Background. Dyslipidemia and apolipoprotein E4 (APOEε4) allele are risk factors for age-related cognitive decline, but how these risks are modified by human immunodeficiency virus (HIV) infection is unclear.
Methods. In a longitudinal nested study from the Multicenter AIDS Cohort Study, 273 HIV type 1–infected (HIV+) men aged 50–65 years with baseline HIV RNA <400 copies/mL and on continuous antiretroviral therapy (ART) in ≥95% of follow-up visits were matched by sociodemographic variables to 516 HIV-uninfected (HIV–) controls. The association between lipid markers (total cholesterol, low-density lipoprotein cholesterol [LDL-C], high-density lipoprotein cholesterol [HDL-C], and triglycerides), APOE genotype, and cognitive decline in HIV infection was examined using mixed-effects models.

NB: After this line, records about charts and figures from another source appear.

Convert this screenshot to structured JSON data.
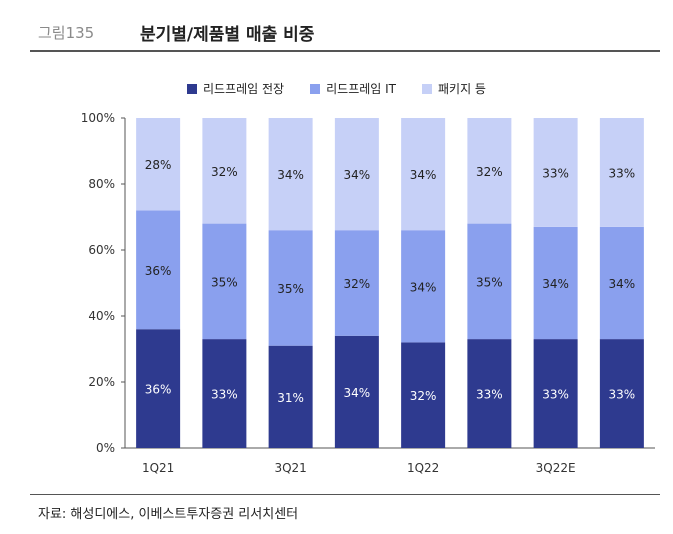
{
  "figure_label": "그림135",
  "figure_title": "분기별/제품별 매출 비중",
  "source": "자료: 해성디에스, 이베스트투자증권 리서치센터",
  "chart_data": {
    "type": "bar",
    "stacked": true,
    "categories": [
      "1Q21",
      "2Q21",
      "3Q21",
      "4Q21",
      "1Q22",
      "2Q22",
      "3Q22E",
      "4Q22E"
    ],
    "x_tick_labels": [
      "1Q21",
      "",
      "3Q21",
      "",
      "1Q22",
      "",
      "3Q22E",
      ""
    ],
    "y_ticks": [
      "0%",
      "20%",
      "40%",
      "60%",
      "80%",
      "100%"
    ],
    "ylim": [
      0,
      100
    ],
    "series": [
      {
        "name": "리드프레임 전장",
        "color": "#2e3a8f",
        "values": [
          36,
          33,
          31,
          34,
          32,
          33,
          33,
          33
        ]
      },
      {
        "name": "리드프레임 IT",
        "color": "#8aa0ee",
        "values": [
          36,
          35,
          35,
          32,
          34,
          35,
          34,
          34
        ]
      },
      {
        "name": "패키지 등",
        "color": "#c6d0f7",
        "values": [
          28,
          32,
          34,
          34,
          34,
          32,
          33,
          33
        ]
      }
    ],
    "legend_position": "top-center",
    "grid": false
  }
}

Results. The median baseline age of participants was 51, 81% were white, and 89% had education >12 years. HIV+ men had similar baseline total cholesterol and LDL-C, but lower HDL-C and higher triglycerides than controls (P < .001). Higher total cholesterol and LDL-C were associated with faster rates of cognitive decline (P < .01), whereas higher HDL-C attenuated decline (P = .02) in HIV+ men. In HIV+ men with elevated cholesterol, statin use was associated with a slower estimated rate of decline (P = .02). APOEε4 genotype accelerated cognitive decline in HIV+ but not HIV– men (P = .01), with trajectories diverging from HIV– ε4 carriers after age 50. Total cholesterol levels did not modify the association of ε4 genotype with decline (P = .9).
Conclusions. Elevated cholesterol and APOEε4 genotype are independent risk factors for cognitive decline in ART-adherent HIV+ men aged >50 years. Treatment of dyslipidemia may be an effective strategy to reduce cognitive decline in older HIV+ individuals.